Authorization is handled separately

  • For Direct Device Integration (DDI) API, Device Management Federation (DMF) API, and Service Integration Event (SIE) API, a successful authentication includes full authorization
  • For Management API and Management UI, authorization is based on permissions.

Table of contents:

Management API and Management UI

The Bosch IoT Rollouts permissions grant access to different repository functionality and data.

By default, in the Cloud User scenario, a root user will be generated, including username and password. This root user is granted all permissions. Additional Bosch account registered users can be added by the User management view in the Management UI.

Delivered permissions

  • READ_/UPDATE_/CREATE_/DELETE_TARGETS for:
    • Target entities, including metadata (which includes also the installed and assigned distribution sets)
    • Target tags
    • Target actions
    • Target registration rules
    • Bulk operations
    • Target filters
  • READ_/UPDATE_/CREATE_/DELETE_REPOSITORY for:
    • Distribution sets
    • Software Modules
    • Artifacts
    • DS tags
  • READ_TARGET_SECURITY_TOKEN
    • Permission to read the target security token. The security token is security-sensitive and should be protected.
  • DOWNLOAD_REPOSITORY_ARTIFACT
    • Permission to download artifacts of a software module (Note: READ_REPOSITORY allows only to read the metadata).
  • TENANT_CONFIGURATION
    • Permission to administrate the tenant settings.
  • READ_/UPDATE_/CREATE_/DELETE_/HANDLE_ROLLOUT
    • Permission to provision targets through rollouts (not included in starter plan).
  • USER_MANAGEMENT
    • Access to the User Management view
    • Manage the permissions of users via UI and API
  • ROLE_MANAGEMENT
    • Access to the Role Management view
    • Manage the permissions of roles via UI and API
    • Replaces User Management if an own identity provider is configured

Permission matrix

Some use cases need more than one permission.

Use Case

Needed permissions

Search targets by installed or assigned distribution set

READ_TARGET, READ_REPOSITORY

Assign DS to a target

READ_REPOSITORY, UPDATE_TARGET

Assign DS to a target through a Rollout, i.e., Rollout creation, and start

READ_REPOSITORY, CREATE_ROLLOUT, HANDLE_ROLLOUT

Read a Rollout status, including its deployment groups

READ_ROLLOUT

Checks targets inside a Rollout deployment group

READ_TARGET, READ_ROLLOUT

Direct Device Integration API


An authenticated target is permitted to:

  • Retrieve commands from the server.
  • Provide feedback to the server.
  • Download artifacts that are assigned to it.

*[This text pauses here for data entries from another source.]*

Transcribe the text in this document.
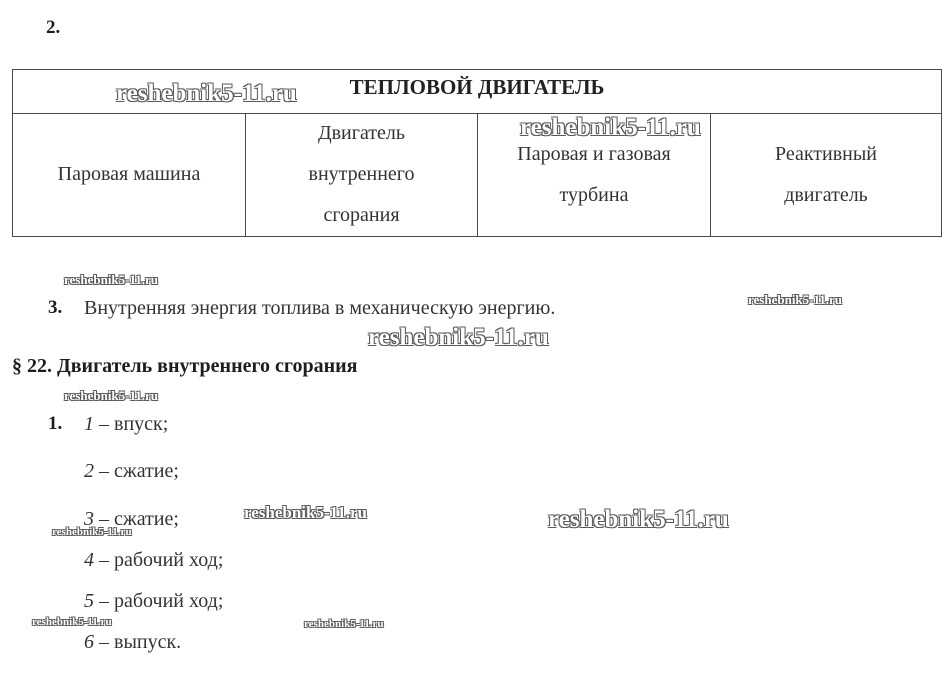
2.
ТЕПЛОВОЙ ДВИГАТЕЛЬ
Паровая машина
Двигатель
внутреннего
сгорания
Паровая и газовая
турбина
Реактивный
двигатель
3. Внутренняя энергия топлива в механическую энергию.
§ 22. Двигатель внутреннего сгорания
1. 1 – впуск;
2 – сжатие;
3 – сжатие;
4 – рабочий ход;
5 – рабочий ход;
6 – выпуск.
reshebnik5-11.ru
reshebnik5-11.ru
reshebnik5-11.ru
reshebnik5-11.ru
reshebnik5-11.ru
reshebnik5-11.ru
reshebnik5-11.ru	reshebnik5-11.ru
reshebnik5-11.ru
reshebnik5-11.ru	reshebnik5-11.ru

Device Management Federation API

The RabbitMQ vhost and user are provided with the necessary permissions to send messages to Rollouts via the exchange and receive messages from it through the specified queue. In addition, an application can create its own queues and exchanges, and, in combination with the reply-to header, tell Rollouts to send all messages to that setup.

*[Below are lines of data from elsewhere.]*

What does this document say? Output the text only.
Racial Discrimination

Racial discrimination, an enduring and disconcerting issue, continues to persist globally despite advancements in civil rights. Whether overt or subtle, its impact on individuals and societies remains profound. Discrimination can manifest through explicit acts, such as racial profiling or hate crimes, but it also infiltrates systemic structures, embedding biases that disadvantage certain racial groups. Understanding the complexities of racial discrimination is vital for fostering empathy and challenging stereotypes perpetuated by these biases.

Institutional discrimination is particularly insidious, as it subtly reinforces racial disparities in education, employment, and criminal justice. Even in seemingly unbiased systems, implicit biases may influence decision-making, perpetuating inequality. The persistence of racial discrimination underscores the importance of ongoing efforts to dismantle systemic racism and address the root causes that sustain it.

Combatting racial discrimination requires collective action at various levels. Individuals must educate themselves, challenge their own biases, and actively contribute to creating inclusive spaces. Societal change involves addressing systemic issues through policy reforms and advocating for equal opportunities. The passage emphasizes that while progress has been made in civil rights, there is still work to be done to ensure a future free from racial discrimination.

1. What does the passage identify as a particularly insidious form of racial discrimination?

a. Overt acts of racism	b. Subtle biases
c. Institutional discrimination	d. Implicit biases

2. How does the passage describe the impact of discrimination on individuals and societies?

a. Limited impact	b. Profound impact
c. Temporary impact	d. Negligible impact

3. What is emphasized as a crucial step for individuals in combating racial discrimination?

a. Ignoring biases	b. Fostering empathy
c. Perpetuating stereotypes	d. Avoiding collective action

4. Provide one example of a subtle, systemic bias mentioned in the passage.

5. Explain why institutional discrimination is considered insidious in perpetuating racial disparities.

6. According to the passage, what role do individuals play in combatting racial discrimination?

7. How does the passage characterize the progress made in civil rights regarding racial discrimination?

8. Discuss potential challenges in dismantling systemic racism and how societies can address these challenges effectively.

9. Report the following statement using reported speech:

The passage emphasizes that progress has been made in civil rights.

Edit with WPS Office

In case the DMF API is disabled, the respective queues, exchanges, bindings, and messages will remain and will not be deleted.

Service Integration Event API

The RabbitMQ vhost and user are granted the necessary permissions to receive messages from Rollouts via the specified queue. The necessary queues, exchanges, and bindings are created automatically when the SIE API is enabled.

If the SIE API is later disabled, the respective exchanges, queues, and bindings are deleted, along with any messages in the queue.